Key Definition: Fundamentalism is a form of religion that asserts the infallibility and literal truth of sacred texts, demands strict observance of traditional practice, and resists modernisation, secularisation, and liberal theology, seeking to restore what it regards as the original, pure form of the faith.
This lesson addresses the AQA A-Level Sociology (7192) specification, examined in Paper 2 (7192/2): Topics in Sociology, Section B — Beliefs in Society. Within that topic it covers:
Across very different religions, sociologists identify a recurring family of features.
Fundamentalists insist on the literal, inerrant truth of their sacred text, treated as the direct, unmediated word of God rather than a historical document open to metaphorical or contextual interpretation. For Christian fundamentalists this entails accepting the Genesis creation account as literal and rejecting evolution; for Islamic fundamentalists the Quran is a complete and perfect guide to law and life. Aldridge notes that fundamentalism is itself, paradoxically, a response to the modern idea that texts can be critically interpreted — it is anti-interpretation.
Fundamentalists repudiate the accommodations mainstream religion has made with modernity, viewing liberal theology as a betrayal that dilutes divine truth for a secular age. They oppose higher biblical criticism, liberal social values (feminism, LGBTQ+ rights, sexual permissiveness, secularism), religious pluralism (the idea that other faiths hold truth), and the privatisation of religion — seeking instead to return religion to the centre of public, legal, and political life.
Fundamentalists draw a sharp line between the righteous (themselves) and the unrighteous (everyone else), producing a dualistic worldview of good versus evil with no middle ground. This can generate hostility toward outsiders — including co-religionists judged insufficiently committed — and tends toward authoritarian structures under charismatic, unquestioned leaders.
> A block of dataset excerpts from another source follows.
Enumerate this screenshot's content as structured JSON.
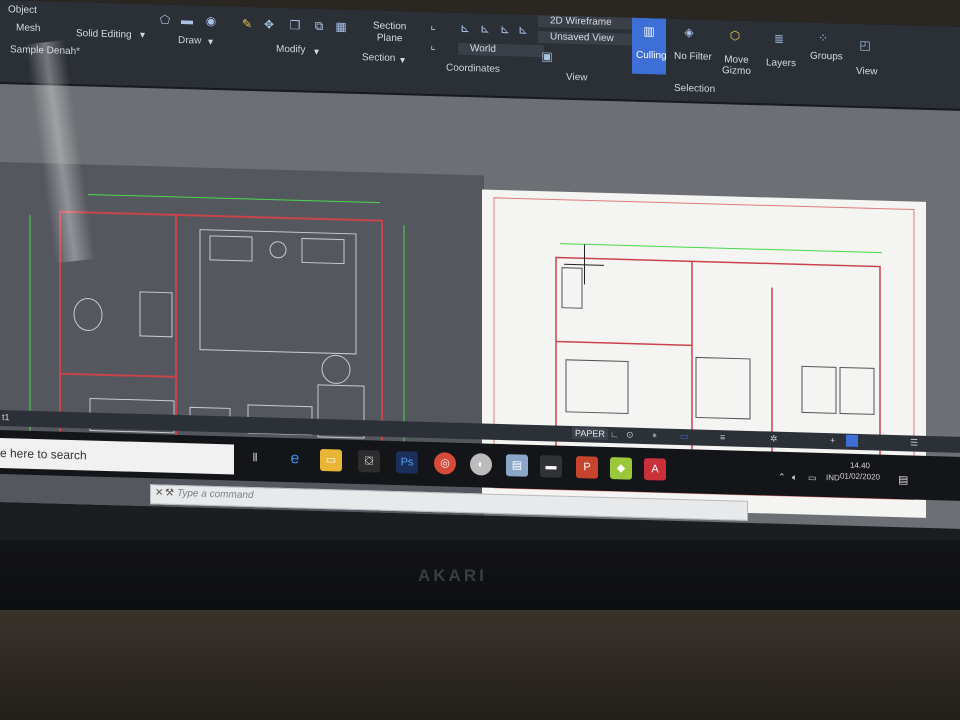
{
  "ribbon": {
    "top_left_labels": [
      "Object",
      "Mesh",
      "Solid Editing"
    ],
    "document_tab": "Sample Denah*",
    "panels": {
      "draw": "Draw",
      "modify": "Modify",
      "section": "Section",
      "coordinates": "Coordinates",
      "view": "View",
      "selection": "Selection"
    },
    "buttons": {
      "section_plane": "Section\nPlane",
      "world": "World",
      "visual_style": "2D Wireframe",
      "saved_view": "Unsaved View",
      "culling": "Culling",
      "no_filter": "No Filter",
      "move_gizmo": "Move\nGizmo",
      "layers": "Layers",
      "groups": "Groups",
      "view": "View"
    }
  },
  "command_line": {
    "placeholder": "Type a command"
  },
  "status_bar": {
    "paper": "PAPER"
  },
  "layout_tab": "t1",
  "taskbar": {
    "search_placeholder": "e here to search",
    "language": "IND",
    "time": "14.40",
    "date": "01/02/2020"
  },
  "monitor_brand": "AKARI",
  "colors": {
    "ribbon_bg": "#2b2f36",
    "model_space_bg": "#54585e",
    "paper_bg": "#f4f4f2",
    "wall_red": "#c9434a",
    "dimension_green": "#48d84a",
    "selection_blue": "#3d6fd6"
  }
}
Almost universally, fundamentalist movements reassert traditional patriarchal gender roles: women as wives and mothers, subordinate to male authority and required to dress modestly, with feminism cast as an assault on a divinely ordained order. This holds across Christian fundamentalism (opposition to women's ordination, "male headship"), Islamic fundamentalism (dress codes, restriction of women's public role), and ultra-Orthodox Judaism (gender segregation). The control of women's bodies is a near-defining feature, making gender a crucial synoptic link.
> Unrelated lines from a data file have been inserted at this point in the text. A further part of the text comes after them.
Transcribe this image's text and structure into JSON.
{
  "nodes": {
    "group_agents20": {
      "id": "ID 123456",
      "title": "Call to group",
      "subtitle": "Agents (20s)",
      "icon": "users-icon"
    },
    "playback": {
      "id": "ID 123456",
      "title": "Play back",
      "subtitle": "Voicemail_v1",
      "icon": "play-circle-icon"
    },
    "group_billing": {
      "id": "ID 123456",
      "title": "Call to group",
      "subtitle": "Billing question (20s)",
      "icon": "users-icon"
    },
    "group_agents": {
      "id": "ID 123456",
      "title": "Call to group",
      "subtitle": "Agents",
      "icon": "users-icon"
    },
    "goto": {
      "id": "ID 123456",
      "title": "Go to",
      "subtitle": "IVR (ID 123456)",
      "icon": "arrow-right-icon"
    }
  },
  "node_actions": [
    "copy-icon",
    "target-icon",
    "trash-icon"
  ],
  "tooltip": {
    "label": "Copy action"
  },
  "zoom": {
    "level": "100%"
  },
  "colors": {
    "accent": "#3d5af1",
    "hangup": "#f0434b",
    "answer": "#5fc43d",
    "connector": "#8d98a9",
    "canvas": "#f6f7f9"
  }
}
Unlike older, quietist conservatism, modern fundamentalism is often politically militant, seeking to capture or pressure the state and impose its morality through law, education, and public culture. Examples include the Christian Right in the USA (campaigning against abortion, same-sex marriage, and the teaching of evolution); Islamist movements seeking sharia-based government (the 1979 Iranian Revolution, the Taliban); and Hindu nationalism (the BJP and RSS promoting a Hindu national identity).
Anthony Giddens (1999, 2002) offers the most influential account, framing fundamentalism as a product of, and reaction against, globalisation.
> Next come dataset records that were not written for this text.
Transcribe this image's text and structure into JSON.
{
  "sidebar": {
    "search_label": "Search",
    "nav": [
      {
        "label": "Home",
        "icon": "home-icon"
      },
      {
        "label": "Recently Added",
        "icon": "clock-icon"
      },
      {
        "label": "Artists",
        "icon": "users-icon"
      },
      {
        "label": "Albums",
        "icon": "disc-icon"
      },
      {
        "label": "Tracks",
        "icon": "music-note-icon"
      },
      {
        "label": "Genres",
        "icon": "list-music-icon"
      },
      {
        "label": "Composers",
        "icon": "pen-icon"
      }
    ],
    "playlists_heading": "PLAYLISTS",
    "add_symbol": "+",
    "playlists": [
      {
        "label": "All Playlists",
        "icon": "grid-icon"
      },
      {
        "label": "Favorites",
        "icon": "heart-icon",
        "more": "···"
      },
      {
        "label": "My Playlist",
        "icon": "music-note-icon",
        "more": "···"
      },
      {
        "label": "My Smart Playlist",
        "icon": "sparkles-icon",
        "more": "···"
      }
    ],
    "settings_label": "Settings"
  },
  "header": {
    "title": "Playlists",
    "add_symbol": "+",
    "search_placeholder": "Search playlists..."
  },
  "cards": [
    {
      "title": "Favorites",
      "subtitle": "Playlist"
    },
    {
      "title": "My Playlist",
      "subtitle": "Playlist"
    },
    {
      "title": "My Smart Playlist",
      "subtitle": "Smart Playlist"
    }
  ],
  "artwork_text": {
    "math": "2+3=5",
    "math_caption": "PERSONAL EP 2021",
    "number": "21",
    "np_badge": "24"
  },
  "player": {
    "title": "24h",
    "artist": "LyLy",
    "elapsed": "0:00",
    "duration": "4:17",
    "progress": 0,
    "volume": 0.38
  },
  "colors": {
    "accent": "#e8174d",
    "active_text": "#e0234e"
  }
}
Globalisation, Giddens argues, exposes people ceaselessly to diverse cultures, values, and ways of life, dissolving the taken-for-granted authority of tradition. In this detraditionalised, post-traditional order, individuals are compelled to be reflexive — continuously questioning and revising their beliefs and identities in the light of competing information. Giddens identifies two opposed responses:
Crucially, for Giddens fundamentalism is modern. Pre-modern communities had no need of it because their beliefs went unchallenged; fundamentalism arises only when globalisation makes tradition contestable, so that defending it becomes a conscious, deliberate project. It can therefore appear in any religion and any region — the US Christian Right is as much a fundamentalist movement as the Taliban.
Giddens's account is strengthened by two further globalisation theorists frequently paired with him.
Zygmunt Bauman (1997, 2000) characterises the contemporary condition as liquid modernity — a world of dizzying flux, dissolving certainties, and overwhelming, anxiety-inducing choice. Fundamentalism, in this light, is attractive because it abolishes the burden of choosing: it offers absolute certainty, fixed rules, and freedom from doubt to people exhausted and frightened by the relentless openness of liquid-modern life. Where Giddens stresses the refusal of reflexivity, Bauman stresses the relief fundamentalism offers from the vertigo of permanent uncertainty.
Manuel Castells (1997, 2010), in The Power of Identity, analyses how identity is reconstructed in the network society produced by globalisation. He distinguishes two responses relevant to fundamentalism:
Castells's framework is analytically valuable because it shows fundamentalism is not simply backward-looking: a resistance identity can, under some conditions, mobilise into an active project to reshape society (as in revolutionary Islamism). The 1979 Iranian Revolution is the paradigm case: a defensive religious identity, formed in reaction to rapid, Western-backed modernisation under the Shah, became a project that captured the state and remade society on religious lines. This shows that fundamentalism's relationship to globalisation is not merely reactive — under the right political conditions it can become a powerful, transformative force.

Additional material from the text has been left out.